Arts & Culture
The Briscoe Conjures Western America, Past and Present
Published: November 6, 2013
The second floor includes contemporary works from Chinese painter Z.S. Liang (who developed a fascination with Native American culture as subject matter while studying painting in Massachusetts), Native American sculptor Doug Hyde and wildlife adventurist Sandy Scott, who, like Hyde, works primarily with bronze. There’s also notable works by artist Maynard Dixon, whose sweeping, modernist landscapes and social realism owe a debt to his second wife, photographer Dorthea Lange.

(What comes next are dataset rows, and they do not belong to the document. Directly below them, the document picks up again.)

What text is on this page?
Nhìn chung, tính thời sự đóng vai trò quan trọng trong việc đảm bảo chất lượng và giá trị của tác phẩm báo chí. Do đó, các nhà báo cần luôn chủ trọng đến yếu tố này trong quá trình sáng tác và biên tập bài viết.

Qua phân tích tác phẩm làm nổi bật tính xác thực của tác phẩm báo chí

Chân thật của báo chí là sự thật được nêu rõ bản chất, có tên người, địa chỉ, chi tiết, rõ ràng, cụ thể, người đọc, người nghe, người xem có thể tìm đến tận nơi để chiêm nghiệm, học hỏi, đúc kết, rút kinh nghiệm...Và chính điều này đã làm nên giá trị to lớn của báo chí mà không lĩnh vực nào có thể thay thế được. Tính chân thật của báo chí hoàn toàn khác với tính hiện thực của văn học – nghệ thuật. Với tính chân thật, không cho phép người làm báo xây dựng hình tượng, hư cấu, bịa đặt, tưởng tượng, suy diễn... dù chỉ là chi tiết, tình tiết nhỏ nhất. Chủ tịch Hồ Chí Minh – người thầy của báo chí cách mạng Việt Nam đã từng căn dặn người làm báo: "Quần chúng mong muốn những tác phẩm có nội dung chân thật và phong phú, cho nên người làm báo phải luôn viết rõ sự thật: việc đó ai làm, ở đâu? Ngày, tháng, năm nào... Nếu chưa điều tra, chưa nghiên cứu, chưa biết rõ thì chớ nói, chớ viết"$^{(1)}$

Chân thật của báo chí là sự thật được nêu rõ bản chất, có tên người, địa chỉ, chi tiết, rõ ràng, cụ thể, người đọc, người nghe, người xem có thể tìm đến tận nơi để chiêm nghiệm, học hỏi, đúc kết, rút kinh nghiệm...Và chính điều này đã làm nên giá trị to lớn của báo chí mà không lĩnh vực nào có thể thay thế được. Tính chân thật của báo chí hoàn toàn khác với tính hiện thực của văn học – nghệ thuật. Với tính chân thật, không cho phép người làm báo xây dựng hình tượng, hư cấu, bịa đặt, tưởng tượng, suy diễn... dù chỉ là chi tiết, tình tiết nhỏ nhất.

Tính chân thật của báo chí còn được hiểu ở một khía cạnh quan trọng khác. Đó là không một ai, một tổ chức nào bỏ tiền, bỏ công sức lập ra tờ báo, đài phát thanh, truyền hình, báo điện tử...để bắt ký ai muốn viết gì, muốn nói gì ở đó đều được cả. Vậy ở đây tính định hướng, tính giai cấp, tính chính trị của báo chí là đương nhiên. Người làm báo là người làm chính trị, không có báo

The third floor galleries explore the art, history and culture of the West by connecting different periods, regions and people with an emphasis on the Borderlands and the Southern Plains. Much of this floor is devoted to artifacts. The massive arrangement of spurs ranging in age from 20 to 200 years creates a work of art on its own. The main gallery also includes Pancho Villa’s last saddle with an elegant devil and snake motif made of braided silver. A collection of rifles and pistols showcases a Springfield Armory Model 1865 Spencer Rifle along with a variety of make and models. As a counterpoint of sorts, a display of Mexican Army generals’ uniforms and pistols from the 1800s remind one that a strong Hispanic presence forged the region as we know it today. Another gallery provides a rare glimpse of maps and documents that include land grants from Stephen F. Austin. An Ex-Voto painting adds mystery—and Catholic influence—to the mix. Amidst the artifacts, the third floor offers some exceptional pieces by famed artists like Frederic Remington and George Catlin, the latter whose portraits of Native Americans continue to influence depictions of historic tribes.
Throughout the museum, exhibits like “The Women of the West” provide an educational slant to the collections, but you don’t need a class field trip to enjoy what the Briscoe has to offer. Whether you’re more interested in studying land grants, taking in a Remington or getting up-close-and-personal with real cowboy and Native American artifacts, the Briscoe delivers the West to SA’s doorstep.